By John Schuhmann, NBA.com
Posted May 23 2009 2:47AM
CLEVELAND -- All night long, he kept trusting his teammates. They kept failing him, but he kept trusting them.
Until, with just one second left and his team down by two, LeBron James had no choice but to do it himself.
One second isn't enough time to pass the ball to a teammate who may have a better look at the basket than you. You have no choice but to catch ... and shoot. And when the shot goes in, as unselfish as you may be, the glory is all yours.
James saved his team Friday night, hitting a miraculous, buzzer-beating 3-pointer to give the Cavs a 96-95 victory over the Orlando Magic and tie the Eastern Conference finals at one game apiece. (Note: Watch a replay of Game 2 Saturday at noon ET and Sunday at 2:30 p.m. ET on NBA TV.)
That wasn't the shot James was supposed to take. The Cavs ran a play for him to catch an inbound lob at the rim, but the Magic knew what was coming and Hedo Turkoglu blocked James' path to the basket. So James quickly changed direction and headed back toward the ball. Mo Williams kept his sights on No. 23 and got him the ball at the top of the 3-point line.
"We were going for the lob," Cavs coach Mike Brown said afterward. "Hedo took it away. So, LeBron said, 'I'm going to win it,' and he popped out for the three."
James squared to the basket as he landed with the ball and immediately went up with the shot. It brought rain, rattled around the rim and fell through.
Quicken Loans Arena, which had fallen silent after Turkoglu put the Magic ahead by two with a tough shot over Sasha Pavlovic, exploded. James charged toward the opposite end of the floor, where he was mobbed by his teammates. Williams fell to his knees, unable to move. Magic coach Stan Van Gundy could do nothing but shrug.
His 25 straight points in Game 5 of the 2007 conference finals in Detroit was a more unbelievable performance, but this was easily the biggest shot of James' six-year career.
"He was born to do that," Sasha Pavlovic said afterward.

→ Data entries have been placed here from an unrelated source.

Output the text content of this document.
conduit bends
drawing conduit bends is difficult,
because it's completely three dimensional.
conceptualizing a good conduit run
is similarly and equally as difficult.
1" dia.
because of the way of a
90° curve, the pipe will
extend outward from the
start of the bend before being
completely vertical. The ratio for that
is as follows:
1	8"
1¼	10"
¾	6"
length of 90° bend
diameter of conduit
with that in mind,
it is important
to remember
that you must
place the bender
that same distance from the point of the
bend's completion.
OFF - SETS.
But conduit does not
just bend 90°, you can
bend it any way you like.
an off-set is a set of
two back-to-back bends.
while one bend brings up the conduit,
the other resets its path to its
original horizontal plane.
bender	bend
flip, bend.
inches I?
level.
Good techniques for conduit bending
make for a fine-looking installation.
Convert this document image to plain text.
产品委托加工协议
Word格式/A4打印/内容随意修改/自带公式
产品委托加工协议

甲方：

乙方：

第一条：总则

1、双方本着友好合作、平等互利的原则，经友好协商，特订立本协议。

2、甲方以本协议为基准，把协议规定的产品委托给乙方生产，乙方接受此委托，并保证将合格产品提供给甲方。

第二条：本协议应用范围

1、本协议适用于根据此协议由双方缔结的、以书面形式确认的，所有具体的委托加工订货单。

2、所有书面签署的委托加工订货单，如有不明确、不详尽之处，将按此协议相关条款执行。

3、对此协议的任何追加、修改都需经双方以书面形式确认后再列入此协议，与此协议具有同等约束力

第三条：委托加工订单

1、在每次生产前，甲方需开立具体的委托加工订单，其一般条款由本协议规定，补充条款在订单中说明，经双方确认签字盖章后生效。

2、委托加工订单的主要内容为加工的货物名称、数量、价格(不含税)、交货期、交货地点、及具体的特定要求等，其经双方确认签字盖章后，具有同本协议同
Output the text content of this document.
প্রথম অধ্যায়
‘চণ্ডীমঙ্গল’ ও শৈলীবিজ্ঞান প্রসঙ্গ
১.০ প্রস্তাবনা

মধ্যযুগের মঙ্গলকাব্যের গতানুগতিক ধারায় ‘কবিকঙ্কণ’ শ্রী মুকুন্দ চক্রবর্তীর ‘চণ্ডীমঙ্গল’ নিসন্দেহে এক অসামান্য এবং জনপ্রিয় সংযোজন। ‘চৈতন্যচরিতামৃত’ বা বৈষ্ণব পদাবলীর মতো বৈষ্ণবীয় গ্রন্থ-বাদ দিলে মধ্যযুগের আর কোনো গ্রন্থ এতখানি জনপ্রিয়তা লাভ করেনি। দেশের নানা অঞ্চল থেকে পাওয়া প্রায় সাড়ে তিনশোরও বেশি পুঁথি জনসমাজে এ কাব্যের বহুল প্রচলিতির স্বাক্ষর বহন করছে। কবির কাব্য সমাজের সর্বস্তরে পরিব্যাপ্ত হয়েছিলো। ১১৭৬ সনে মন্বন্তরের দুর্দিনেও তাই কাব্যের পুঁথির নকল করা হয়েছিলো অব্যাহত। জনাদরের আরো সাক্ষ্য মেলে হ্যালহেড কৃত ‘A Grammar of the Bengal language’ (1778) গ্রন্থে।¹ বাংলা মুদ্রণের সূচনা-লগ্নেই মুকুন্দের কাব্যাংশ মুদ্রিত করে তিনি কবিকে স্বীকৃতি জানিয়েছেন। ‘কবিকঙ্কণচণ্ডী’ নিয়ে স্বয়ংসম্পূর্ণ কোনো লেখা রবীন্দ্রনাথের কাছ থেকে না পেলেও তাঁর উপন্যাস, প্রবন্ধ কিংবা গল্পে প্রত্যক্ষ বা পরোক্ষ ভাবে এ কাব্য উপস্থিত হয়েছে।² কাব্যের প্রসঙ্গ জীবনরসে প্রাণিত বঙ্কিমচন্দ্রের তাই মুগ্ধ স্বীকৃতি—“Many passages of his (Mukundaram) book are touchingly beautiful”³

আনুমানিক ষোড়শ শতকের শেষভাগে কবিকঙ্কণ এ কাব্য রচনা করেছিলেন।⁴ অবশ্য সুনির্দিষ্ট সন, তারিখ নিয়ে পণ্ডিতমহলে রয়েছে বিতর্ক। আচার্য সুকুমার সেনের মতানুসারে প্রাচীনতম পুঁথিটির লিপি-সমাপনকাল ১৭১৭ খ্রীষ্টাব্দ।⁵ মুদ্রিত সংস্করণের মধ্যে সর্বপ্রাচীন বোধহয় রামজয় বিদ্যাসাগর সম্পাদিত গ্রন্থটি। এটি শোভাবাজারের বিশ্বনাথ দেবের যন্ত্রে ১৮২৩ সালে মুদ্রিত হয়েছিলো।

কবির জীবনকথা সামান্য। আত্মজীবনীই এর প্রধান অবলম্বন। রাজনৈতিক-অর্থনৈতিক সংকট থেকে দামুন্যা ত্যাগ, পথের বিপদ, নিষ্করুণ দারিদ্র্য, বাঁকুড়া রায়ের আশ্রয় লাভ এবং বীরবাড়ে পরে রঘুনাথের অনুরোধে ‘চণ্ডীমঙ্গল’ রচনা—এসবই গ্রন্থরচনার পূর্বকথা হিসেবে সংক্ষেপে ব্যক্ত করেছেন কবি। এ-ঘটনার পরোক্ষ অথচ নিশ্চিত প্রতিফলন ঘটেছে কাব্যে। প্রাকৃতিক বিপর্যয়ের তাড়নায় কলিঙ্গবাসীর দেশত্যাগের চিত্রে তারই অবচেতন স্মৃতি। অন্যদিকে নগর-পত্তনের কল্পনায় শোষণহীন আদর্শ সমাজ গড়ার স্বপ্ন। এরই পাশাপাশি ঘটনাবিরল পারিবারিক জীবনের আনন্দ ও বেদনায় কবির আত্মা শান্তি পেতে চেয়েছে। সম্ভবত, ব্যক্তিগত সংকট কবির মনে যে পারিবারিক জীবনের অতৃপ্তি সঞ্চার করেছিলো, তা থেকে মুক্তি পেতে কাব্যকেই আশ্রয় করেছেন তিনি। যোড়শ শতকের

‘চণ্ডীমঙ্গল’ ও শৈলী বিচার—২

Now, instead of hitting the road down 0-2, the Cavs need to win just one game in Orlando to get back home-court advantage. And the MVP deserves almost all the credit.
In Game 1 on Wednesday, James twice passed the ball out in the final minute after drawing an extra defender on a drive. Both times the ball ended up in the hands of Delonte West in front of the Magic bench. West made the first three, but missed the one that could have given the Cavs the lead with just a few ticks on the clock.
Before Game 2, James was asked about the thought that he, having scored 49 points on 20-of-30 shooting until that point, should be taking the shot in that situation no matter what.
"I've made game-winning shots and I've made game-winning assists," he said. "This is a team game. I play it the right way. I'm always going to continue to play it for the rest of my career. It's not my fault if you don't like the way I approach late games."
The critics had to have been loading up on ammo in the second half of Game 2, which was almost a carbon copy of Game 1. The Cavs built a huge lead in the first half, the Magic chipped away at it, and then took the lead late in the fourth. But while it was the Cavs' defense that couldn't get stops on Wednesday, it was their offense that failed them late on Friday.
Until the game-winner, Cleveland scored on just eight of its previous 23 possessions, turning the ball over five times. With James' teammates unable to consistently knock down shots, the Magic swarmed him every time he touched the ball.
"I thought we were better [defensively] in the fourth quarter than we were the rest of the game," Van Gundy said afterward.
As he always does, James made the right play, passing the ball to his open teammates. But they couldn't deliver. While James made seven of his 16 shots in the second half, his teammates shot just 7-for-24.
It got to a point where he had no choice but to barrel through the Orlando defense in an attempt to get to the rim, but that just resulted in two offensive fouls and a crab-dribble travel. Williams hit a pair of jumpers to stop the bleeding with a few minutes to go, but was 5-for-19 the rest of the night and is shooting just 33 percent in this series.
Delonte West was practically invisible, taking just two shots in the second half. And Zydrunas Ilgauskas missed four of his five shots after the break. It looked like another epic collapse by a team that had looked so dominant through the first two rounds of the Playoffs.
But one shot turned it all around.
James is averaging 42.0 points on 60 percent shooting in this series. His teammates are averaging 59.0 points on 41 percent shooting. Through 90 games, they were the best supporting cast he's ever had. But so far in the Eastern Conference finals, they've come up short.
That needs to change, because no matter how unbelievably good LeBron James is, he's going to need more help to beat the Orlando Magic, who have been far more balanced in the two games so far.
Unless, of course, he can perform a few more miracles.